CONSOLAR AL
TRISTE
Tal
vez sea esta obra de misericordia la que con más facilidad puede conservar
todavía su carácter de tal. Consolar al triste es meritorio ejercicio de las
personas que sienten como suyo el dolor de los demás. El consuelo refleja y
consolida una relación de confianza y de
afecto entre dos personas: la que es consolada y la que consuela.
Para
consolar adecuadamente es preciso conocer profundamente a quien pasa por el
valle del sufrimiento y conocer el motivo de su dolor.
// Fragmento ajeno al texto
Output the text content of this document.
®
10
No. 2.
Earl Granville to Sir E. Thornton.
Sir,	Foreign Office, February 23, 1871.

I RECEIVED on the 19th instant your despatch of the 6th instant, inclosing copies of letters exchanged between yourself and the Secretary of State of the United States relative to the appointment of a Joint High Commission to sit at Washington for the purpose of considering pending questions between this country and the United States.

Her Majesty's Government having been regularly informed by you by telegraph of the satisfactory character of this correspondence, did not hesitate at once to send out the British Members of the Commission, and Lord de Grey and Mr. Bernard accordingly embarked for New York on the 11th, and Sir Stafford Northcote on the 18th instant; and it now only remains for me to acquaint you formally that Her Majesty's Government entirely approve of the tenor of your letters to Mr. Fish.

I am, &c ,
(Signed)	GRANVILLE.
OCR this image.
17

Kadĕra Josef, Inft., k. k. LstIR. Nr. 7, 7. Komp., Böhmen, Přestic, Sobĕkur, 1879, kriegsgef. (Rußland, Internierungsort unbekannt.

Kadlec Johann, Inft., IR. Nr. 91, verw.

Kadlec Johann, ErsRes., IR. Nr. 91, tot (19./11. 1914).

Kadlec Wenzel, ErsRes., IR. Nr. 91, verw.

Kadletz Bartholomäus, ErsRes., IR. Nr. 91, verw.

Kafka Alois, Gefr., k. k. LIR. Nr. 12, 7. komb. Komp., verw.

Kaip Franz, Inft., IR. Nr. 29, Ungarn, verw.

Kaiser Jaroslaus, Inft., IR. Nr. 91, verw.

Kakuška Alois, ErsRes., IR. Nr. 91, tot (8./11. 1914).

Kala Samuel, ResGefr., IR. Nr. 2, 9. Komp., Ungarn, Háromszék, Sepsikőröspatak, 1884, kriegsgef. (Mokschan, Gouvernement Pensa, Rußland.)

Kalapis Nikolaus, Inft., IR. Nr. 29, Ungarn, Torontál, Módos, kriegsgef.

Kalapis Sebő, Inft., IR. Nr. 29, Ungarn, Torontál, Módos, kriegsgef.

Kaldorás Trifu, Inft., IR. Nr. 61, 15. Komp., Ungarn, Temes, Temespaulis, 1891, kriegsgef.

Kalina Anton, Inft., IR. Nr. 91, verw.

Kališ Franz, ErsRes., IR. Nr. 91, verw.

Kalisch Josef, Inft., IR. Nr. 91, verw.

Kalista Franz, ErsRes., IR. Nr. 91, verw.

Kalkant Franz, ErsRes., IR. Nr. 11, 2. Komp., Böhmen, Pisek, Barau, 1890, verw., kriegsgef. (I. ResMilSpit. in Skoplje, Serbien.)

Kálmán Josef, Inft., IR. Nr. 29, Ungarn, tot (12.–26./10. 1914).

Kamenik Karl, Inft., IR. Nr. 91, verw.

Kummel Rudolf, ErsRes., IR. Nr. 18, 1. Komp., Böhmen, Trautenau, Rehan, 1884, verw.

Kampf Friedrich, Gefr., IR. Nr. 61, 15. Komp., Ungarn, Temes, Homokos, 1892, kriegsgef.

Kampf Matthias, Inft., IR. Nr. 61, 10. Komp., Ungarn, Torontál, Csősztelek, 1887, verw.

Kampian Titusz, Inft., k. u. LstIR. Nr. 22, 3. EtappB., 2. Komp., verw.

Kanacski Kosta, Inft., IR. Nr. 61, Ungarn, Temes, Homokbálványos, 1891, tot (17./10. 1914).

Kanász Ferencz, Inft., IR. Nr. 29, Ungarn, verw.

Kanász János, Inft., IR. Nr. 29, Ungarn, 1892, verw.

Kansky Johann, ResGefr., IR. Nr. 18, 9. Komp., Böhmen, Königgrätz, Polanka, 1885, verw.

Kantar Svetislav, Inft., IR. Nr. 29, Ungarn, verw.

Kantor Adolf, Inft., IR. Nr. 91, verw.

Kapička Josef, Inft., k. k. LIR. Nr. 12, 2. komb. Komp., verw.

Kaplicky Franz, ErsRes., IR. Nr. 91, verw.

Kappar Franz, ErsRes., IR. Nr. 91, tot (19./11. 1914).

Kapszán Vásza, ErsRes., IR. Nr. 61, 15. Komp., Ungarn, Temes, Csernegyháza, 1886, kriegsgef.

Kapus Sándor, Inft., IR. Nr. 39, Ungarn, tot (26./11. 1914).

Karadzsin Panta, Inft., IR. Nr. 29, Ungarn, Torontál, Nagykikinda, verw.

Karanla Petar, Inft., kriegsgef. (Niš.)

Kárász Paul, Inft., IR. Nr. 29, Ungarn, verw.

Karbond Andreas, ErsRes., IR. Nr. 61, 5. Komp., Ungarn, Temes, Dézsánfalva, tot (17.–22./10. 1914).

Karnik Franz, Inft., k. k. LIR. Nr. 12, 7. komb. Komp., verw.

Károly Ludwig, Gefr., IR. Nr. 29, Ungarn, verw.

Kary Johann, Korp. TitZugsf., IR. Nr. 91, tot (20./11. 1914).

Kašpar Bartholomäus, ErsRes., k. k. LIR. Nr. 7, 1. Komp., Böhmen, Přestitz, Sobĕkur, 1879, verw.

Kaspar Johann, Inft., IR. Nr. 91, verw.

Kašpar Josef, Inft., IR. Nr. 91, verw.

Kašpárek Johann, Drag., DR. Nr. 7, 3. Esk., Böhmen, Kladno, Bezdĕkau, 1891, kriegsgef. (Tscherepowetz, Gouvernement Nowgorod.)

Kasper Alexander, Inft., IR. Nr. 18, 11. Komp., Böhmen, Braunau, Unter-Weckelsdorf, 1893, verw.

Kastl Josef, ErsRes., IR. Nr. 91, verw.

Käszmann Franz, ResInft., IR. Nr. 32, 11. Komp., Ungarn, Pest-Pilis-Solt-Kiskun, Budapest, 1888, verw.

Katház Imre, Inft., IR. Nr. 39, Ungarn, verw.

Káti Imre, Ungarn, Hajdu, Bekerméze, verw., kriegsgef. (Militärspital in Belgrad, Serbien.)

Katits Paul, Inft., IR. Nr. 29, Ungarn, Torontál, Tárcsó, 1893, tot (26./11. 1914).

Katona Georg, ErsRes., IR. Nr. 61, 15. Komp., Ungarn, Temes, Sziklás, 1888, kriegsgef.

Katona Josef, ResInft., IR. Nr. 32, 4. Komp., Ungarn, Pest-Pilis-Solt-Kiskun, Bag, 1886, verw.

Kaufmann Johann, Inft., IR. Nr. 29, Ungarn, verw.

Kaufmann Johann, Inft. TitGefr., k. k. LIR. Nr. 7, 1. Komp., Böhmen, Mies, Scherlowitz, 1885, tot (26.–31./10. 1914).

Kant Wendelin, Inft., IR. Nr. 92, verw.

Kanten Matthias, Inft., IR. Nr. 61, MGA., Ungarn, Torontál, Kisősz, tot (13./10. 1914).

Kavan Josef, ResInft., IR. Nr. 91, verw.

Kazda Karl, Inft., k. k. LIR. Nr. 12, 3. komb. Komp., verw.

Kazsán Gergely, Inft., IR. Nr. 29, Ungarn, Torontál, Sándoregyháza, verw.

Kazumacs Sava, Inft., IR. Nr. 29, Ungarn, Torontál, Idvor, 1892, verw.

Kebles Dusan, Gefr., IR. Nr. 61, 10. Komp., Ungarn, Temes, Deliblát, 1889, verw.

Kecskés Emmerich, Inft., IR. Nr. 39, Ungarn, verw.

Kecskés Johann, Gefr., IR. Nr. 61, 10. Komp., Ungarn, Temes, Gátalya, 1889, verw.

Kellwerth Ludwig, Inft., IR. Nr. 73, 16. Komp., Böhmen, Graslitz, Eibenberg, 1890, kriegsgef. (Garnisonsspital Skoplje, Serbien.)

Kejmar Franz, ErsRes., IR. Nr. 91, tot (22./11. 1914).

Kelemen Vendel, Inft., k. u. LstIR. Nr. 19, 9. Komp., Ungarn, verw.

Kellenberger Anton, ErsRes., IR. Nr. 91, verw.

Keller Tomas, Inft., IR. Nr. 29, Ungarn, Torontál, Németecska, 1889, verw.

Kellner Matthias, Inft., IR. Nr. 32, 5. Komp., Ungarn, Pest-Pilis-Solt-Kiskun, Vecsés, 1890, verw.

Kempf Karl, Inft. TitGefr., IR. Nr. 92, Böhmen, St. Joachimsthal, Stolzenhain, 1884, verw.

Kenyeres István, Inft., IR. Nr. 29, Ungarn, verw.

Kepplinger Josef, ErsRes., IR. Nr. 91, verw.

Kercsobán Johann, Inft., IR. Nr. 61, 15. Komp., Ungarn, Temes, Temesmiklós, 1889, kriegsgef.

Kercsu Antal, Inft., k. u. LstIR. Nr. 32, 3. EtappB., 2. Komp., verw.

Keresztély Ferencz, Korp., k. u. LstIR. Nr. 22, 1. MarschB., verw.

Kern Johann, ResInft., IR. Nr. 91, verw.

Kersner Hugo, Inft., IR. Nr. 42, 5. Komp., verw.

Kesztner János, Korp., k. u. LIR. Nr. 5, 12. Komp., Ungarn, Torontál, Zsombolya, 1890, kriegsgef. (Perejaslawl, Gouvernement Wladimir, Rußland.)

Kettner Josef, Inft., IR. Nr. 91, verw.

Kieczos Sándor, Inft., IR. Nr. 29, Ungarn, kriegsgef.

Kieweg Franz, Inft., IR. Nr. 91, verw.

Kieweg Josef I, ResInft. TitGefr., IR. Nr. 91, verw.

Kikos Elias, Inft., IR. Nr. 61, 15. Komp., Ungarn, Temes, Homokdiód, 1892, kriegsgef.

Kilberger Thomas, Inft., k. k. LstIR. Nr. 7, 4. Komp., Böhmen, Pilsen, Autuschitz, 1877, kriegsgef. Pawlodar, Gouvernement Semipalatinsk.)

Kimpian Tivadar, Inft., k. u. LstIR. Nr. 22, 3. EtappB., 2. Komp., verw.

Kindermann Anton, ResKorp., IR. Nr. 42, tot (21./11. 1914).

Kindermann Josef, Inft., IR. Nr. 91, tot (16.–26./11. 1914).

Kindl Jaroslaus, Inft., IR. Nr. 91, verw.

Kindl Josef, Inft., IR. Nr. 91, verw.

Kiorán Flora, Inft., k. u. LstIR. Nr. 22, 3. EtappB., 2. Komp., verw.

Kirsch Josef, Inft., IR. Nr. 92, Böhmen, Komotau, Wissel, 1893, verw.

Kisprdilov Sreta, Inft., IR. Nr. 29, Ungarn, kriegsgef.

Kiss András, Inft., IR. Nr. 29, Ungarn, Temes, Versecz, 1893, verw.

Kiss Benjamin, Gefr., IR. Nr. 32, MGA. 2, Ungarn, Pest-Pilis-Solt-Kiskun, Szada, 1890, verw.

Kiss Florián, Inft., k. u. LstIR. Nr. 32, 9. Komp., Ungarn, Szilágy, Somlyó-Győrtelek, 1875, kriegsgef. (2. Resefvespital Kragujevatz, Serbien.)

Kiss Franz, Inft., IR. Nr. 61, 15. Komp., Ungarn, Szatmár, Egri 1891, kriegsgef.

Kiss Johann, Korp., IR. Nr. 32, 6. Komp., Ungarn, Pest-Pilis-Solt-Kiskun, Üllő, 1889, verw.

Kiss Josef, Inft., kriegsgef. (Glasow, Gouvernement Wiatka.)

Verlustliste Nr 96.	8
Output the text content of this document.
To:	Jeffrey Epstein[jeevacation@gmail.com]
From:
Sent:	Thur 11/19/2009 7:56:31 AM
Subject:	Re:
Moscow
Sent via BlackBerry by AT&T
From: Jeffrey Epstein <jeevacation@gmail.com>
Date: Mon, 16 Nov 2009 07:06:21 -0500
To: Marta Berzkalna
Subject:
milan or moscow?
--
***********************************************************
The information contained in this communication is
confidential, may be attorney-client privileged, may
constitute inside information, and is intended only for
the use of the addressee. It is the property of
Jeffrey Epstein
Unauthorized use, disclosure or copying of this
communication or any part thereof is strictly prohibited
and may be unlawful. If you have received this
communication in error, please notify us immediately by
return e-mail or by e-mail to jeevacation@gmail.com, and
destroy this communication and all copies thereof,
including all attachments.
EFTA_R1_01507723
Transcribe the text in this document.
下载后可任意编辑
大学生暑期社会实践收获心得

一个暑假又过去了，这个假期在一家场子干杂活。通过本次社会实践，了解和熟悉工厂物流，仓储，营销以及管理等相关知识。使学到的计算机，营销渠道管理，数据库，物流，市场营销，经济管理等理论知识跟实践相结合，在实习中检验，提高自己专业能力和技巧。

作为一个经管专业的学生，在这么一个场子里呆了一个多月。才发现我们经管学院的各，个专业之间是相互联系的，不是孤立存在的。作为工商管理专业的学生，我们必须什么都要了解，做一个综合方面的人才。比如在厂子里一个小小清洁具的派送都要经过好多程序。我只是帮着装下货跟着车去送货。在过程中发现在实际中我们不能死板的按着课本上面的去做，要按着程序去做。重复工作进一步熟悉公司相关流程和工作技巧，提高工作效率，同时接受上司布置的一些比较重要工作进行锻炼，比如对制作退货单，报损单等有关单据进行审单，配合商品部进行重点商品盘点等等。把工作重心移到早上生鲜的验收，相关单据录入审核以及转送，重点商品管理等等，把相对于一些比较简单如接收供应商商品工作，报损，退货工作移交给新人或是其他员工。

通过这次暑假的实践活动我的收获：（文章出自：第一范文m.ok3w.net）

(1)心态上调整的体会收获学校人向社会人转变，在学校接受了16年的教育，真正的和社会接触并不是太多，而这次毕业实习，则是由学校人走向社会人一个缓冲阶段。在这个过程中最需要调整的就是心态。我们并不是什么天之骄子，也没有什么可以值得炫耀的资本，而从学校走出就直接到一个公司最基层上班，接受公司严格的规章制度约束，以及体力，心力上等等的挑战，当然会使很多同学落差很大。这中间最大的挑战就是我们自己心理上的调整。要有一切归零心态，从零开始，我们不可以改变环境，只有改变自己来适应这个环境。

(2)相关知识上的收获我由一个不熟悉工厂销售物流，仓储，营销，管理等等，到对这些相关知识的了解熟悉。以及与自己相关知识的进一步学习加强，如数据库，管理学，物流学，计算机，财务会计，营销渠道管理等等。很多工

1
De lo contrario, el
intento puede fracasar.
Para
que el consuelo sea respetuoso y adecuado será preciso también prestar atención
al momento oportuno para intentar ofrecer un gesto o una palabra de aliento.
Esto lo saben bien los miembros de una familia que vive en paz y en armonía.
En
la segunda parte del libro de Isaías, se presenta a Dios como el consolador de
su pueblo: “El Señor consuela a Sión, consuela todas sus ruinas: convertirá su
desierto en un edén, su yermo en jardín del Señor; allí habrá gozo y alegría,
acción de gracias al son de instrumentos”
(Is 51,3.12).
En
las páginas de la Biblia se menciona también ese consuelo humano que a veces no
encuentra la persona: “La afrenta me destroza el corazón y desfallezco; espero
compasión y no la hay, consoladores y no los encuentro” (Sal 69,21).
Como
signo y revelación del consuelo de Dios, Jesús mismo consuela a los afligidos y
a los que sufren. Basta recordar algunos ejemplos, como el hombre de la mano
paralizada, la viuda de Naím que lleva a enterrar a su hijo, Jairo y la mujer
que padece flujos de sangre.
En
el evangelio de Mateo, Jesús proclama dichosos a los que sufren, porque ellos
serán consolados. Dios mismo será su consuelo.
El mismo Jesús promete a sus discípulos otro Consolador que el Padre
enviará cuando se lo pidan.
Por su parte, en un texto voluntariamente
reiterativo, Pablo proclama la bondad del “Padre de las misericordias y Dios de
todo consuelo, que nos consuela en cualquier tribulación nuestra hasta el punto
de poder consolar nosotros a los demás en cualquier lucha, mediante el consuelo
con el que nosotros mismos somos consolados por Dios” (2 Cor 1, 3-4).
Así pues,
es necesario evitar la indiferencia ante las
necesidades, la marginación o la pobreza del prójimo. En la indiferencia se
revela el egoísmo de quien pretende vivir atendiendo solamente a sus
necesidades o sus caprichos.
Ser indiferente ante los dolores o ante las penurias ajenas
indica que hemos perdido el sentido de la convivencia, de la solidaridad y de
la fraternidad.
Hay que denunciar las situaciones en las que
una persona o un grupo social padece un acoso puntual o sistemático por parte
de otras personas. No podemos pasar por el mundo ignorando la suerte –o la mala suerte- de los demás.
Sería un dolor que nos tratasen a nosotros de esa manera.